C'est la même chose avec les pays d'Europe centrale et orientale qui sont entrés au dernier élargissement. Mais cette géométrie variable existe déjà pour l'euro ou pour l'espace Schengen. Pourquoi ne pas pousser cette logique jusqu'au bout ?
Nous avons reçu hier une délégation du parlement du Kosovo ainsi que Mme Corina Creþu, commissaire européenne à la politique régionale. Lorsque nous lui avons dit qu'il était plus facile d'intégrer des petits pays, elle nous a répondu, avec raison, que dans de nombreux domaines, un pays égale une voix. Nous vivons une période cruciale.
Avez-vous ressenti dans vos contacts avec la délégation allemande à la Cosac le découplage ressenti entre nos deux pays ? Avez-vous constaté un détachement de la part de nos collègues de l'Est vis-à-vis des États-Unis ?

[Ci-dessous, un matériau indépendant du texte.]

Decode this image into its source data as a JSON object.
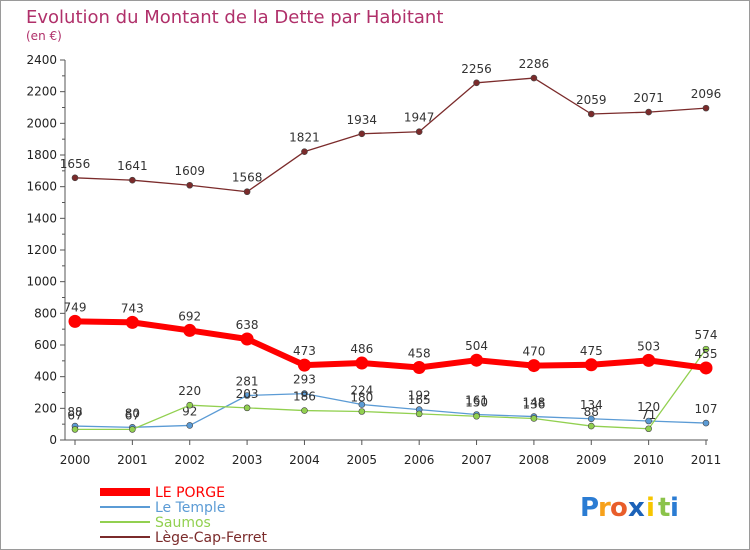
{
  "chart_data": {
    "type": "line",
    "title": "Evolution du Montant de la Dette par Habitant",
    "subtitle": "(en €)",
    "x": [
      "2000",
      "2001",
      "2002",
      "2003",
      "2004",
      "2005",
      "2006",
      "2007",
      "2008",
      "2009",
      "2010",
      "2011"
    ],
    "ylim": [
      0,
      2400
    ],
    "yticks": [
      "0",
      "200",
      "400",
      "600",
      "800",
      "1000",
      "1200",
      "1400",
      "1600",
      "1800",
      "2000",
      "2200",
      "2400"
    ],
    "grid": false,
    "legend_position": "bottom-left",
    "series": [
      {
        "name": "LE PORGE",
        "color": "#ff0000",
        "values": [
          749,
          743,
          692,
          638,
          473,
          486,
          458,
          504,
          470,
          475,
          503,
          455
        ],
        "labels": [
          "749",
          "743",
          "692",
          "638",
          "473",
          "486",
          "458",
          "504",
          "470",
          "475",
          "503",
          "455"
        ]
      },
      {
        "name": "Le Temple",
        "color": "#5b9bd5",
        "values": [
          88,
          80,
          92,
          281,
          293,
          224,
          192,
          161,
          148,
          134,
          120,
          107
        ],
        "labels": [
          "88",
          "80",
          "92",
          "281",
          "293",
          "224",
          "192",
          "161",
          "148",
          "134",
          "120",
          "107"
        ]
      },
      {
        "name": "Saumos",
        "color": "#92d050",
        "values": [
          67,
          67,
          220,
          203,
          186,
          180,
          165,
          150,
          136,
          88,
          71,
          574
        ],
        "labels": [
          "67",
          "67",
          "220",
          "203",
          "186",
          "180",
          "165",
          "150",
          "136",
          "88",
          "71",
          "574"
        ]
      },
      {
        "name": "Lège-Cap-Ferret",
        "color": "#7b2b2b",
        "values": [
          1656,
          1641,
          1609,
          1568,
          1821,
          1934,
          1947,
          2256,
          2286,
          2059,
          2071,
          2096
        ],
        "labels": [
          "1656",
          "1641",
          "1609",
          "1568",
          "1821",
          "1934",
          "1947",
          "2256",
          "2286",
          "2059",
          "2071",
          "2096"
        ]
      }
    ]
  },
  "logo": {
    "letters": [
      "P",
      "r",
      "o",
      "x",
      "i",
      "t",
      "i"
    ],
    "colors": [
      "#2b7cd3",
      "#f7a11a",
      "#e85d2a",
      "#1c62b8",
      "#f7c600",
      "#8bc34a",
      "#2b7cd3"
    ]
  }
}
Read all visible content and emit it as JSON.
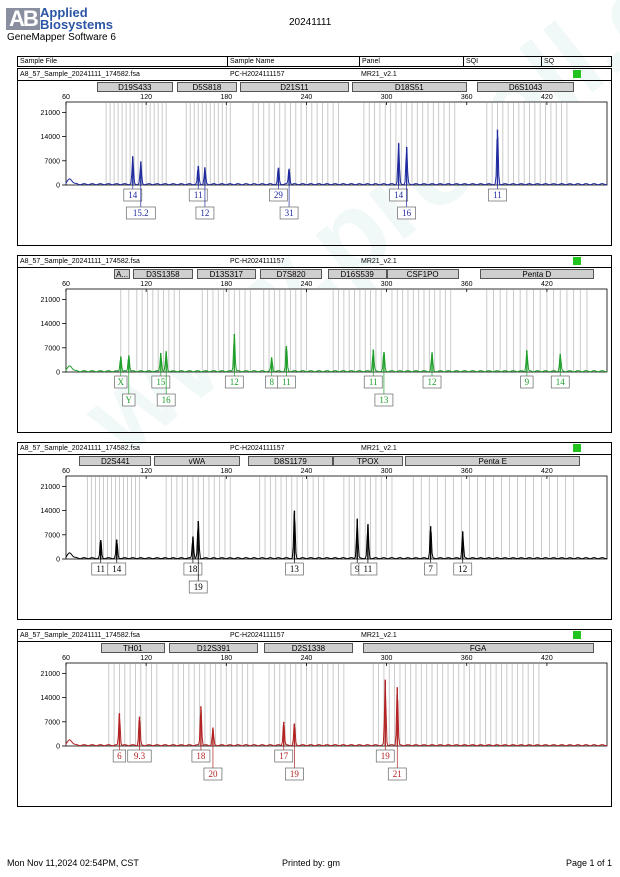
{
  "header": {
    "logo_text_1": "Applied",
    "logo_text_2": "Biosystems",
    "logo_mark": "AB",
    "software": "GeneMapper Software 6",
    "date": "20241111",
    "columns": [
      "Sample File",
      "Sample Name",
      "Panel",
      "SQI",
      "SQ"
    ]
  },
  "footer": {
    "timestamp": "Mon Nov 11,2024 02:54PM, CST",
    "printed_by": "Printed by: gm",
    "page": "Page 1 of 1"
  },
  "watermark": "www.protell.com.cn",
  "chart_data": [
    {
      "type": "line",
      "sample_file": "A8_57_Sample_20241111_174582.fsa",
      "sample_name": "PC-H2024111157",
      "panel": "MR21_v2.1",
      "color": "#1f2a9e",
      "xticks": [
        60,
        120,
        180,
        240,
        300,
        360,
        420
      ],
      "yticks": [
        0,
        7000,
        14000,
        21000
      ],
      "ylim": [
        0,
        24000
      ],
      "xlim": [
        60,
        465
      ],
      "markers": [
        {
          "name": "D19S433",
          "start": 83,
          "end": 140
        },
        {
          "name": "D5S818",
          "start": 143,
          "end": 188
        },
        {
          "name": "D21S11",
          "start": 190,
          "end": 272
        },
        {
          "name": "D18S51",
          "start": 274,
          "end": 360
        },
        {
          "name": "D6S1043",
          "start": 368,
          "end": 440
        }
      ],
      "peaks": [
        {
          "x": 110,
          "h": 8000
        },
        {
          "x": 116,
          "h": 6500
        },
        {
          "x": 159,
          "h": 5500
        },
        {
          "x": 164,
          "h": 4800
        },
        {
          "x": 219,
          "h": 5000
        },
        {
          "x": 227,
          "h": 4700
        },
        {
          "x": 309,
          "h": 12000
        },
        {
          "x": 315,
          "h": 11000
        },
        {
          "x": 383,
          "h": 16000
        }
      ],
      "alleles": [
        {
          "label": "14",
          "x": 110,
          "row": 1
        },
        {
          "label": "15.2",
          "x": 116,
          "row": 2
        },
        {
          "label": "11",
          "x": 159,
          "row": 1
        },
        {
          "label": "12",
          "x": 164,
          "row": 2
        },
        {
          "label": "29",
          "x": 219,
          "row": 1
        },
        {
          "label": "31",
          "x": 227,
          "row": 2
        },
        {
          "label": "14",
          "x": 309,
          "row": 1
        },
        {
          "label": "16",
          "x": 315,
          "row": 2
        },
        {
          "label": "11",
          "x": 383,
          "row": 1
        }
      ],
      "bins": [
        90,
        93,
        96,
        99,
        102,
        105,
        108,
        111,
        114,
        117,
        120,
        123,
        126,
        129,
        132,
        135,
        150,
        153,
        156,
        159,
        162,
        165,
        168,
        171,
        174,
        177,
        180,
        183,
        200,
        204,
        208,
        212,
        216,
        220,
        224,
        228,
        232,
        236,
        240,
        244,
        248,
        252,
        256,
        260,
        264,
        283,
        287,
        291,
        295,
        299,
        303,
        307,
        311,
        315,
        319,
        323,
        327,
        331,
        335,
        339,
        343,
        347,
        351,
        375,
        379,
        383,
        387,
        391,
        395,
        399,
        403,
        407,
        411,
        415,
        419,
        423,
        427,
        431,
        435
      ]
    },
    {
      "type": "line",
      "sample_file": "A8_57_Sample_20241111_174582.fsa",
      "sample_name": "PC-H2024111157",
      "panel": "MR21_v2.1",
      "color": "#1f9e2a",
      "xticks": [
        60,
        120,
        180,
        240,
        300,
        360,
        420
      ],
      "yticks": [
        0,
        7000,
        14000,
        21000
      ],
      "ylim": [
        0,
        24000
      ],
      "xlim": [
        60,
        465
      ],
      "markers": [
        {
          "name": "A...",
          "start": 96,
          "end": 108
        },
        {
          "name": "D3S1358",
          "start": 110,
          "end": 155
        },
        {
          "name": "D13S317",
          "start": 158,
          "end": 202
        },
        {
          "name": "D7S820",
          "start": 205,
          "end": 252
        },
        {
          "name": "D16S539",
          "start": 256,
          "end": 300
        },
        {
          "name": "CSF1PO",
          "start": 300,
          "end": 354
        },
        {
          "name": "Penta D",
          "start": 370,
          "end": 455
        }
      ],
      "peaks": [
        {
          "x": 101,
          "h": 4500
        },
        {
          "x": 107,
          "h": 4800
        },
        {
          "x": 131,
          "h": 5500
        },
        {
          "x": 135,
          "h": 5800
        },
        {
          "x": 186,
          "h": 11000
        },
        {
          "x": 214,
          "h": 4000
        },
        {
          "x": 225,
          "h": 7500
        },
        {
          "x": 290,
          "h": 6500
        },
        {
          "x": 298,
          "h": 5800
        },
        {
          "x": 334,
          "h": 5400
        },
        {
          "x": 405,
          "h": 6200
        },
        {
          "x": 430,
          "h": 5100
        }
      ],
      "alleles": [
        {
          "label": "X",
          "x": 101,
          "row": 1
        },
        {
          "label": "Y",
          "x": 107,
          "row": 2
        },
        {
          "label": "15",
          "x": 131,
          "row": 1
        },
        {
          "label": "16",
          "x": 135,
          "row": 2
        },
        {
          "label": "12",
          "x": 186,
          "row": 1
        },
        {
          "label": "8",
          "x": 214,
          "row": 1
        },
        {
          "label": "11",
          "x": 225,
          "row": 1
        },
        {
          "label": "11",
          "x": 290,
          "row": 1
        },
        {
          "label": "13",
          "x": 298,
          "row": 2
        },
        {
          "label": "12",
          "x": 334,
          "row": 1
        },
        {
          "label": "9",
          "x": 405,
          "row": 1
        },
        {
          "label": "14",
          "x": 430,
          "row": 1
        }
      ],
      "bins": [
        101,
        107,
        113,
        117,
        121,
        125,
        129,
        133,
        137,
        141,
        145,
        162,
        166,
        170,
        174,
        178,
        182,
        186,
        190,
        194,
        198,
        208,
        212,
        216,
        220,
        224,
        228,
        232,
        236,
        240,
        260,
        264,
        268,
        272,
        276,
        280,
        284,
        288,
        292,
        296,
        304,
        308,
        312,
        316,
        320,
        324,
        328,
        332,
        336,
        340,
        344,
        348,
        375,
        380,
        385,
        390,
        395,
        400,
        405,
        410,
        415,
        420,
        425,
        430,
        435,
        440,
        445,
        450
      ]
    },
    {
      "type": "line",
      "sample_file": "A8_57_Sample_20241111_174582.fsa",
      "sample_name": "PC-H2024111157",
      "panel": "MR21_v2.1",
      "color": "#000000",
      "xticks": [
        60,
        120,
        180,
        240,
        300,
        360,
        420
      ],
      "yticks": [
        0,
        7000,
        14000,
        21000
      ],
      "ylim": [
        0,
        24000
      ],
      "xlim": [
        60,
        465
      ],
      "markers": [
        {
          "name": "D2S441",
          "start": 70,
          "end": 124
        },
        {
          "name": "vWA",
          "start": 126,
          "end": 190
        },
        {
          "name": "D8S1179",
          "start": 196,
          "end": 260
        },
        {
          "name": "TPOX",
          "start": 260,
          "end": 312
        },
        {
          "name": "Penta E",
          "start": 314,
          "end": 445
        }
      ],
      "peaks": [
        {
          "x": 86,
          "h": 5500
        },
        {
          "x": 98,
          "h": 5600
        },
        {
          "x": 155,
          "h": 6500
        },
        {
          "x": 159,
          "h": 11000
        },
        {
          "x": 231,
          "h": 14000
        },
        {
          "x": 278,
          "h": 11500
        },
        {
          "x": 286,
          "h": 10000
        },
        {
          "x": 333,
          "h": 9500
        },
        {
          "x": 357,
          "h": 7800
        }
      ],
      "alleles": [
        {
          "label": "11",
          "x": 86,
          "row": 1
        },
        {
          "label": "14",
          "x": 98,
          "row": 1
        },
        {
          "label": "18",
          "x": 155,
          "row": 1
        },
        {
          "label": "19",
          "x": 159,
          "row": 2
        },
        {
          "label": "13",
          "x": 231,
          "row": 1
        },
        {
          "label": "9",
          "x": 278,
          "row": 1
        },
        {
          "label": "11",
          "x": 286,
          "row": 1
        },
        {
          "label": "7",
          "x": 333,
          "row": 1
        },
        {
          "label": "12",
          "x": 357,
          "row": 1
        }
      ],
      "bins": [
        76,
        79,
        82,
        85,
        88,
        91,
        94,
        97,
        100,
        103,
        106,
        109,
        112,
        115,
        135,
        139,
        143,
        147,
        151,
        155,
        159,
        163,
        167,
        171,
        175,
        179,
        183,
        205,
        209,
        213,
        217,
        221,
        225,
        229,
        233,
        237,
        241,
        245,
        249,
        253,
        268,
        272,
        276,
        280,
        284,
        288,
        292,
        296,
        300,
        304,
        320,
        326,
        332,
        338,
        344,
        350,
        356,
        362,
        368,
        374,
        380,
        386,
        392,
        398,
        404,
        410,
        416,
        422,
        428,
        434,
        440
      ]
    },
    {
      "type": "line",
      "sample_file": "A8_57_Sample_20241111_174582.fsa",
      "sample_name": "PC-H2024111157",
      "panel": "MR21_v2.1",
      "color": "#b22222",
      "xticks": [
        60,
        120,
        180,
        240,
        300,
        360,
        420
      ],
      "yticks": [
        0,
        7000,
        14000,
        21000
      ],
      "ylim": [
        0,
        24000
      ],
      "xlim": [
        60,
        465
      ],
      "markers": [
        {
          "name": "TH01",
          "start": 86,
          "end": 134
        },
        {
          "name": "D12S391",
          "start": 137,
          "end": 204
        },
        {
          "name": "D2S1338",
          "start": 208,
          "end": 275
        },
        {
          "name": "FGA",
          "start": 282,
          "end": 455
        }
      ],
      "peaks": [
        {
          "x": 100,
          "h": 9500
        },
        {
          "x": 115,
          "h": 8500
        },
        {
          "x": 161,
          "h": 11500
        },
        {
          "x": 170,
          "h": 5000
        },
        {
          "x": 223,
          "h": 7000
        },
        {
          "x": 231,
          "h": 6500
        },
        {
          "x": 299,
          "h": 19000
        },
        {
          "x": 308,
          "h": 17000
        }
      ],
      "alleles": [
        {
          "label": "6",
          "x": 100,
          "row": 1
        },
        {
          "label": "9.3",
          "x": 115,
          "row": 1
        },
        {
          "label": "18",
          "x": 161,
          "row": 1
        },
        {
          "label": "20",
          "x": 170,
          "row": 2
        },
        {
          "label": "17",
          "x": 223,
          "row": 1
        },
        {
          "label": "19",
          "x": 231,
          "row": 2
        },
        {
          "label": "19",
          "x": 299,
          "row": 1
        },
        {
          "label": "21",
          "x": 308,
          "row": 2
        }
      ],
      "bins": [
        92,
        96,
        100,
        104,
        108,
        112,
        116,
        120,
        124,
        128,
        140,
        144,
        148,
        152,
        156,
        160,
        164,
        168,
        172,
        176,
        180,
        184,
        188,
        192,
        196,
        200,
        212,
        216,
        220,
        224,
        228,
        232,
        236,
        240,
        244,
        248,
        252,
        256,
        260,
        264,
        268,
        290,
        294,
        298,
        302,
        306,
        310,
        314,
        318,
        322,
        326,
        330,
        334,
        338,
        342,
        346,
        350,
        354,
        358,
        362,
        366,
        370,
        374,
        378,
        382,
        386,
        390,
        394,
        398,
        402,
        406,
        410,
        414
      ]
    }
  ]
}
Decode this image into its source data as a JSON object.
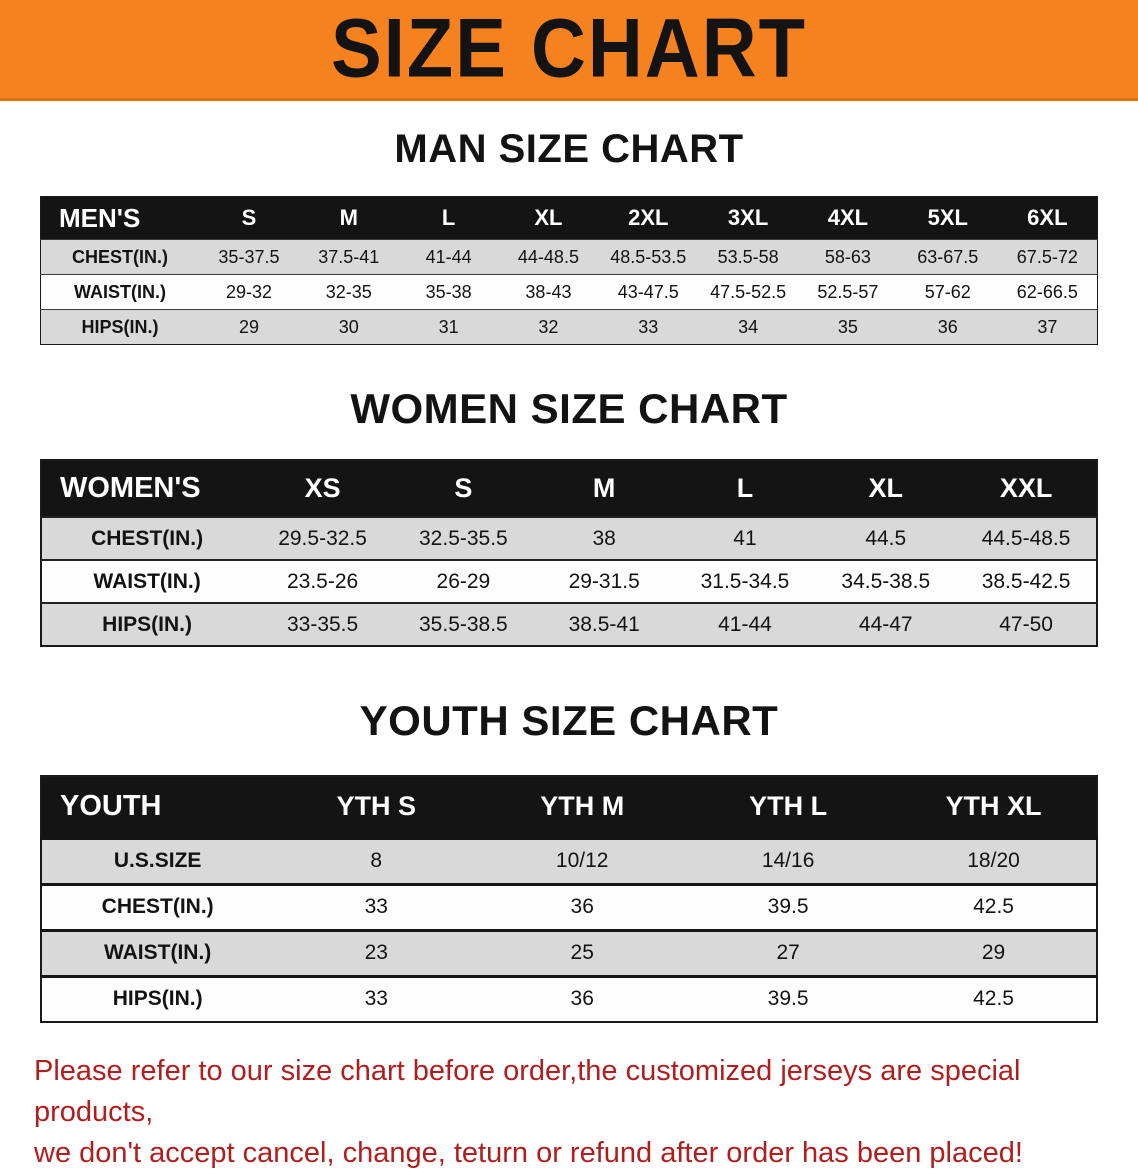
{
  "banner": {
    "title": "SIZE CHART"
  },
  "colors": {
    "banner_bg": "#F5821F",
    "header_bg": "#141414",
    "row_alt": "#D9D9D9",
    "disclaimer": "#B01E1E"
  },
  "sections": [
    {
      "id": "men",
      "heading": "MAN SIZE CHART",
      "table": {
        "header": [
          "MEN'S",
          "S",
          "M",
          "L",
          "XL",
          "2XL",
          "3XL",
          "4XL",
          "5XL",
          "6XL"
        ],
        "rows": [
          [
            "CHEST(IN.)",
            "35-37.5",
            "37.5-41",
            "41-44",
            "44-48.5",
            "48.5-53.5",
            "53.5-58",
            "58-63",
            "63-67.5",
            "67.5-72"
          ],
          [
            "WAIST(IN.)",
            "29-32",
            "32-35",
            "35-38",
            "38-43",
            "43-47.5",
            "47.5-52.5",
            "52.5-57",
            "57-62",
            "62-66.5"
          ],
          [
            "HIPS(IN.)",
            "29",
            "30",
            "31",
            "32",
            "33",
            "34",
            "35",
            "36",
            "37"
          ]
        ]
      }
    },
    {
      "id": "women",
      "heading": "WOMEN SIZE CHART",
      "table": {
        "header": [
          "WOMEN'S",
          "XS",
          "S",
          "M",
          "L",
          "XL",
          "XXL"
        ],
        "rows": [
          [
            "CHEST(IN.)",
            "29.5-32.5",
            "32.5-35.5",
            "38",
            "41",
            "44.5",
            "44.5-48.5"
          ],
          [
            "WAIST(IN.)",
            "23.5-26",
            "26-29",
            "29-31.5",
            "31.5-34.5",
            "34.5-38.5",
            "38.5-42.5"
          ],
          [
            "HIPS(IN.)",
            "33-35.5",
            "35.5-38.5",
            "38.5-41",
            "41-44",
            "44-47",
            "47-50"
          ]
        ]
      }
    },
    {
      "id": "youth",
      "heading": "YOUTH SIZE CHART",
      "table": {
        "header": [
          "YOUTH",
          "YTH S",
          "YTH M",
          "YTH L",
          "YTH XL"
        ],
        "rows": [
          [
            "U.S.SIZE",
            "8",
            "10/12",
            "14/16",
            "18/20"
          ],
          [
            "CHEST(IN.)",
            "33",
            "36",
            "39.5",
            "42.5"
          ],
          [
            "WAIST(IN.)",
            "23",
            "25",
            "27",
            "29"
          ],
          [
            "HIPS(IN.)",
            "33",
            "36",
            "39.5",
            "42.5"
          ]
        ]
      }
    }
  ],
  "disclaimer": {
    "line1": "Please refer to our size chart before order,the customized jerseys are special products,",
    "line2": "we don't accept cancel, change, teturn or refund after order has been placed!"
  }
}
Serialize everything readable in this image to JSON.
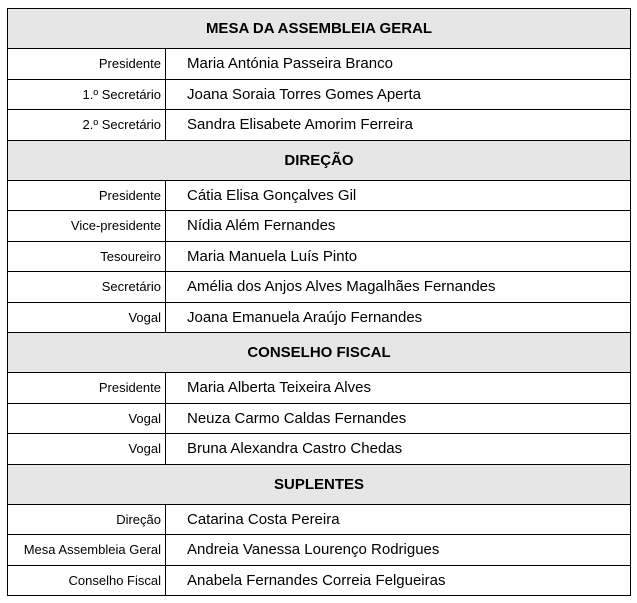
{
  "sections": [
    {
      "title": "MESA DA ASSEMBLEIA GERAL",
      "rows": [
        {
          "role": "Presidente",
          "name": "Maria Antónia Passeira Branco"
        },
        {
          "role": "1.º Secretário",
          "name": "Joana Soraia Torres Gomes Aperta"
        },
        {
          "role": "2.º Secretário",
          "name": "Sandra Elisabete Amorim Ferreira"
        }
      ]
    },
    {
      "title": "DIREÇÃO",
      "rows": [
        {
          "role": "Presidente",
          "name": "Cátia Elisa Gonçalves Gil"
        },
        {
          "role": "Vice-presidente",
          "name": "Nídia Além Fernandes"
        },
        {
          "role": "Tesoureiro",
          "name": "Maria Manuela Luís Pinto"
        },
        {
          "role": "Secretário",
          "name": "Amélia dos Anjos Alves Magalhães Fernandes"
        },
        {
          "role": "Vogal",
          "name": "Joana Emanuela Araújo Fernandes"
        }
      ]
    },
    {
      "title": "CONSELHO FISCAL",
      "rows": [
        {
          "role": "Presidente",
          "name": "Maria Alberta Teixeira Alves"
        },
        {
          "role": "Vogal",
          "name": "Neuza Carmo Caldas Fernandes"
        },
        {
          "role": "Vogal",
          "name": "Bruna Alexandra Castro Chedas"
        }
      ]
    },
    {
      "title": "SUPLENTES",
      "rows": [
        {
          "role": "Direção",
          "name": "Catarina Costa Pereira"
        },
        {
          "role": "Mesa Assembleia Geral",
          "name": "Andreia Vanessa Lourenço Rodrigues"
        },
        {
          "role": "Conselho Fiscal",
          "name": "Anabela Fernandes Correia Felgueiras"
        }
      ]
    }
  ]
}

Ma réponse n'est pas très objective : je connais depuis longtemps le représentant de la CDU, M. Gunther Krichbaum. Il est apparu très marqué par la perspective de rupture avec la CSU. Un membre de l'AFD était aussi présent ; il était vraiment très à part. M Krichbaum, partisan de Mme Merkel depuis longtemps, s'est montré très inquiet. Vis-à-vis des États-Unis, nos collègues allemands veulent que l'Europe affirme sa puissance, son unité. J'ai l'impression que la fierté des pays baltes et de la Pologne d'appartenir à l'Otan, puis à l'UE, s'estompe aujourd'hui. La rencontre de Meseberg a permis des avancées, mais qui ont été totalement occultées par le débat sur les migrations. Je dois revoir notre ambassadeur Mme Paugam à Genève. L'Europe doit faire des propositions de refonte de l'Organisation mondiale du commerce (OMC). Cela fait trois ans que l'on sent que les décisions de l'OMC pèsent aux Américains. Les juges de l'Organe de règlement des différends (ORD) débordent de leur mission, ce qui les indispose au plus haut point. L'Europe, si elle veut être puissante, doit pouvoir faire des propositions.